Подтвердились его опасения – Август запустил механизм без него, и сейчас куранты отбивали первые секунды своей механической жизни. Звон летел над верхушками деревьев, отражался от стен усадьбы и почти полностью заглушал человеческий крик.

Федор запрокинул голову и на фоне серого предрассветного неба увидел барахтающуюся в воздухе фигуру. Хватило одного взгляда, чтобы понять – жить Августу осталось недолго. Очень скоро уцепившиеся за край смотрового окна пальцы ослабнут и разожмутся…

За спиной послышался испуганный женский визг, но Федор больше ничего не слышал и не видел, он распахнул дверь, бросился вверх по лестнице. Лестница казалась бесконечной. Он бежал, сбивая ноги, и никак не мог достигнуть смотровой площадки. Только лишь крик Августа, становящийся все громче, служил доказательством, что цель близка, остался последний рывок. И Федор сделал этот рывок, одной рукой обхватил драконью шею, а второй вцепился в запястье Берга в то самое мгновение, когда его пальцы разжались, и весь его огромный, просто чудовищный вес пришелся на Федорово плечо.

– Держитесь, – прохрипел он, безуспешно пытаясь вытащить архитектора на площадку. – Хватайтесь свободной рукой!

– Не могу! – Август тоже хрипел. От него пахло вином и страхом. Страх застыл уродливой гримасой на лице, поселился в расширившихся зрачках. Берг знал, что умрет, и уже почти смирился с этим знанием. Обычному человеку не удержать такой вес. Долго не удержать. Федор чувствовал, как натягиваются до предела мышцы и сухожилия, как в почти выбитой из сустава руке рождается невыносимая боль. Но несмотря ни на что, силы еще были. Надо лишь удержать Августа до прихода помощи.

– Это он… – Взгляд Августа сместился куда-то за плечо Федора. – Это он меня…

Не нужно было оборачиваться, тратить драгоценные силы, но Федор не удержался, оглянулся…

Дракон смотрел на него совершенно человеческим взглядом, и его мертвые глаза отсвечивали желтым, а бронзовая чешуя тихо пощелкивала.

– Столкнул… меня. – Свободной рукой Август пытался схватиться за край окна, и у него, наверное, получилось бы, если бы механизм вдруг не пришел в движение. Сам по себе. Площадка с закрепленными на ней бронзовыми фигурами начала медленное вращение, вокруг собственной оси, и Федор узнал, что такое дыба, всем своим телом почувствовал. Захрустели связки, затрещали мышцы, вспыхнула болью и онемела рука, которой он все еще держал Берга, а дракон, за которого цеплялся Федор, издевательски скалился и уползал все дальше от смотрового окна, все дальше от Августа.

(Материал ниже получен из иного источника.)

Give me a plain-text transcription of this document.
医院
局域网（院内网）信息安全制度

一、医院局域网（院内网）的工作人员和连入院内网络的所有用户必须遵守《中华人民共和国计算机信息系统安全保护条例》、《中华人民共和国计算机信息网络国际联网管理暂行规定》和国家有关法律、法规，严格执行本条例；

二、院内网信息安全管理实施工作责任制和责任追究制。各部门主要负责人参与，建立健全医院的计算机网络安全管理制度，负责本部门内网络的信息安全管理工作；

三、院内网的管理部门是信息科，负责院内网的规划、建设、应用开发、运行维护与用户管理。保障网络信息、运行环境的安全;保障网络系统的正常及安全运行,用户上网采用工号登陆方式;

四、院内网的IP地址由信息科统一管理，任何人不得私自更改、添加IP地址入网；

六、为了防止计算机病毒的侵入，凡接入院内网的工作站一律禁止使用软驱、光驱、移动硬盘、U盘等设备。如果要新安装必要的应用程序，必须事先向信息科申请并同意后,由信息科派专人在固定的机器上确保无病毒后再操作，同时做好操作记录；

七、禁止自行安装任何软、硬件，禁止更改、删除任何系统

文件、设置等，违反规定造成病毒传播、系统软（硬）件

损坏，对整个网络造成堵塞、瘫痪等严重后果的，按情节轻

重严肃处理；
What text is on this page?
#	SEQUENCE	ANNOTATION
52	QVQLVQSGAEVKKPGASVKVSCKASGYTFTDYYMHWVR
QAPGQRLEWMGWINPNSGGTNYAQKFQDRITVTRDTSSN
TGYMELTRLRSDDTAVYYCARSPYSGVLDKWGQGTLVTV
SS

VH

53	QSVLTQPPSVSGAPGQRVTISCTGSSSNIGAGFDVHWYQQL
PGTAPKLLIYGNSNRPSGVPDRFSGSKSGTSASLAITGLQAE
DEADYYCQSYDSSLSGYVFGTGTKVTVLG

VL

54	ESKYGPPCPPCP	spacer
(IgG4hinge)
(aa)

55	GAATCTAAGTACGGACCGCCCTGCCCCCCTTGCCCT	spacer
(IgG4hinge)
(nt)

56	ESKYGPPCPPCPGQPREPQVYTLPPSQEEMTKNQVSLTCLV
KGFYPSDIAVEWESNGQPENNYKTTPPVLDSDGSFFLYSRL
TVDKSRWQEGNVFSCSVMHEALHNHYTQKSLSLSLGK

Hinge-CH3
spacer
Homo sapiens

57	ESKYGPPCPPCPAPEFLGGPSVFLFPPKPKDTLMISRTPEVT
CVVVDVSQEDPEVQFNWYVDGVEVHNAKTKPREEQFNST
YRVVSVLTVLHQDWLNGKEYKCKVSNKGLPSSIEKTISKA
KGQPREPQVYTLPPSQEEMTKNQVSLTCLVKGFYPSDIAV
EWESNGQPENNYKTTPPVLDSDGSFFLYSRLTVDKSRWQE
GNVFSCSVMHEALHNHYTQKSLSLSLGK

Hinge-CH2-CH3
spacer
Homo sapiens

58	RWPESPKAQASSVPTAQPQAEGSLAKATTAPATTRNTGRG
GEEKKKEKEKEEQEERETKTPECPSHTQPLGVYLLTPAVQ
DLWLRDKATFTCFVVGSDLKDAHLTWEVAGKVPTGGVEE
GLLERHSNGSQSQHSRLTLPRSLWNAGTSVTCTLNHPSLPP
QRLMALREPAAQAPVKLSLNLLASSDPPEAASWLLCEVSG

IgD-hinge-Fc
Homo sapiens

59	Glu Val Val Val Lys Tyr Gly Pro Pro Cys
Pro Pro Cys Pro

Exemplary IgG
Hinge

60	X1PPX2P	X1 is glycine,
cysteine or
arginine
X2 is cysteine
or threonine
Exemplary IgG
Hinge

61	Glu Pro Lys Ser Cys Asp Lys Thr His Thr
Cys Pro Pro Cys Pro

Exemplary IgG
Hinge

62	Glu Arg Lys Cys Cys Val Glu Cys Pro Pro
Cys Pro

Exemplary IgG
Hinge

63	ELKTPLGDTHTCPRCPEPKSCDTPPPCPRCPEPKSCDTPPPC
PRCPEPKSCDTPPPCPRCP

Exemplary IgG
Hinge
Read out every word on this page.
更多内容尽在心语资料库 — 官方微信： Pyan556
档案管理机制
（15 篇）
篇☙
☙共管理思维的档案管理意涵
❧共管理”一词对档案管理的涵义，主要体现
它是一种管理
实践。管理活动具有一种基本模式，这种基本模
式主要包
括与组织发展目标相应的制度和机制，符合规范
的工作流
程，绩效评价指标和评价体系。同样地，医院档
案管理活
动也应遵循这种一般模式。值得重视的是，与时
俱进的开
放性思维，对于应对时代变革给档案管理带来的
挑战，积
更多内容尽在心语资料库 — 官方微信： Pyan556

Федор зарычал одновременно от боли и от злости. Глаза заволокло кровавым туманом, холодная драконья шея скользила под пальцами, чешуя сдирала с ладоней кожу, но он держал. Уперся пятками в уходящую из-под ног платформу и держал. Вот только надолго ли его хватит?

Он потерялся в кровавом тумане, не понимая, где верх, где низ, где дракон, а где Август. Он держал их обоих и больше не чувствовал боли – только злость, дикую, нечеловеческую. Когда кто-то попытался разжать его сведенные судорогой пальцы, Федор снова зарычал, забился, стряхивая с себя со всех сторон наваливающихся невидимых врагов. А потом что-то легонько коснулось его макушки, стало сначала очень больно и почти сразу же хорошо…

* * *

Федор пришел в себя от яркого света и сильной боли. Болело все, что только могло болеть, но правое плечо особенно. Он понял это, как только попытался пошевелиться. Боль хлынула по руке горячей волной, захлестнула горло, приглушив рвущийся из него крик. А потом в глотку полилось что-то прохладное, безвкусное. И на лоб тоже легло прохладное, погладило, мягко надавило, не позволяя поднять голову.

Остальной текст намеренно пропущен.